Occasionally some man or woman who is stronger in body, mind and faith survives the fever, but no one escapes the chastisement of the Violet Saint without some memento. Pipi Gatiero, the skinny village drunk who no one thought would recover, was left with a permanently bent neck, so that his head lolls ridiculously when he walks. “The booze in my blood was my salvation,” he constantly intones, and drinks more than ever. Since his miraculous recovery Fèfè Notisiero has had ten stiff fingers that he cannot persuade to move. All day long he sits on his step violently shaking his head. His grandson sits next to him, and from time to time shoves a pipe into the mouth of the old man, who sucks furiously on it.
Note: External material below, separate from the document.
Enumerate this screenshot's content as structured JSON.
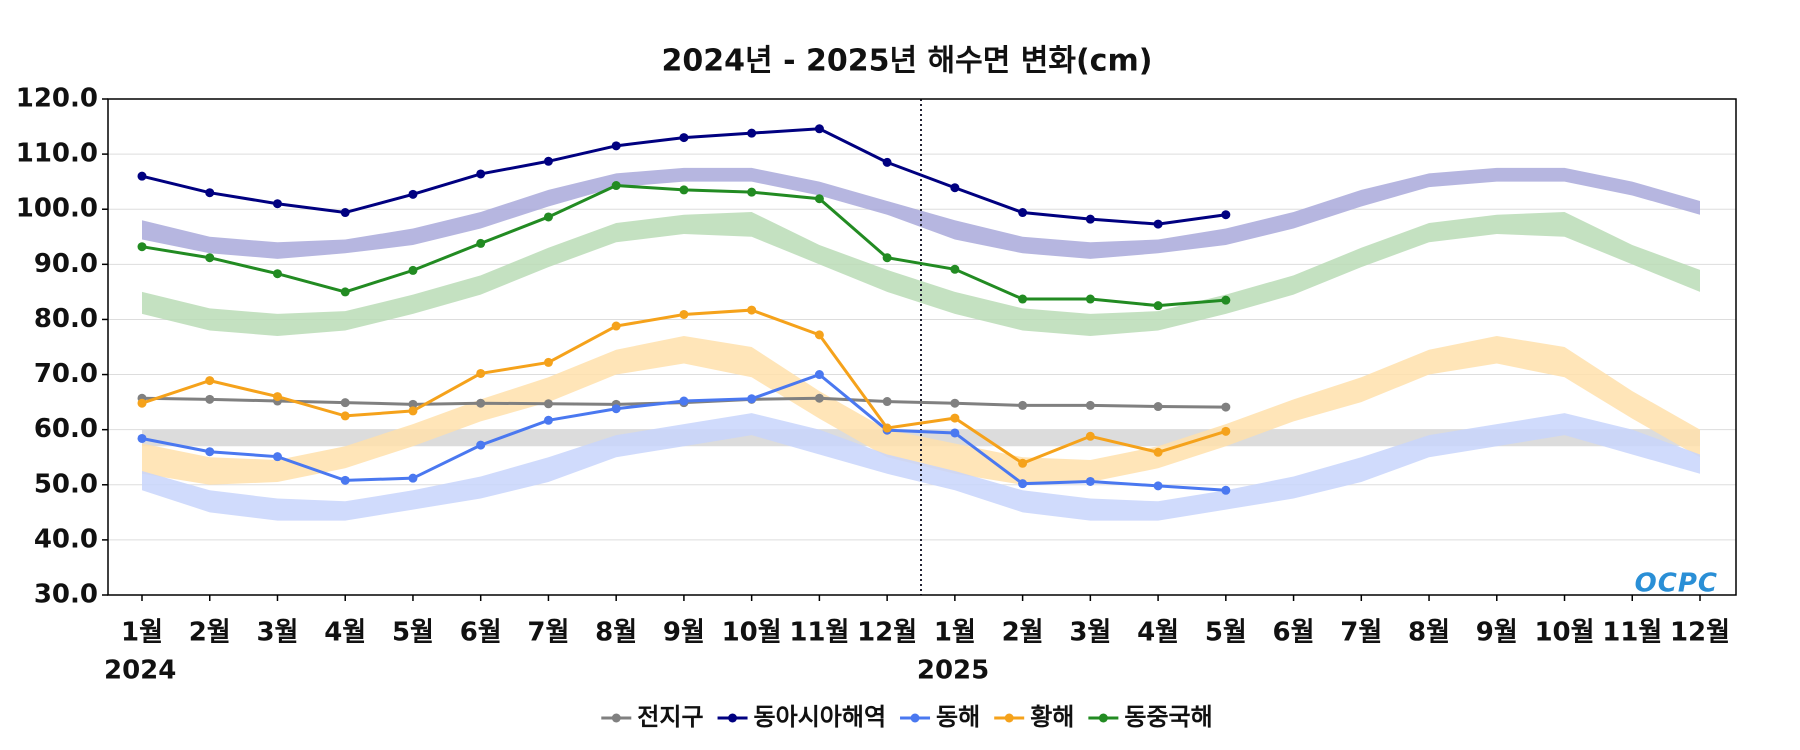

Since Fèfè used to be a keen domino player and now walks around with his fingers splayed, the village boys have nicknamed him “Double Five.” Chela, the only loose woman in the village and one of the few females to have withstood the fever, emerged from her ordeal without a hair on her head. For years she wore a black headscarf day and night, but now she goes around in a luxuriant wig. Tough old Don Bèni, who owns more goats than anyone else, escaped with nothing more than slurred speech. This was because his wife summoned a doctor from town who gave him injections. In his case the fever lasted only six days. “I have lived twice,” Don Bèni never tires of telling anyone who will listen. “In those days of delirium my whole life — even things I had long forgotten — passed before my mind’s eye in the minutest detail. I have lived twice, and the second time around every experience was more intense.”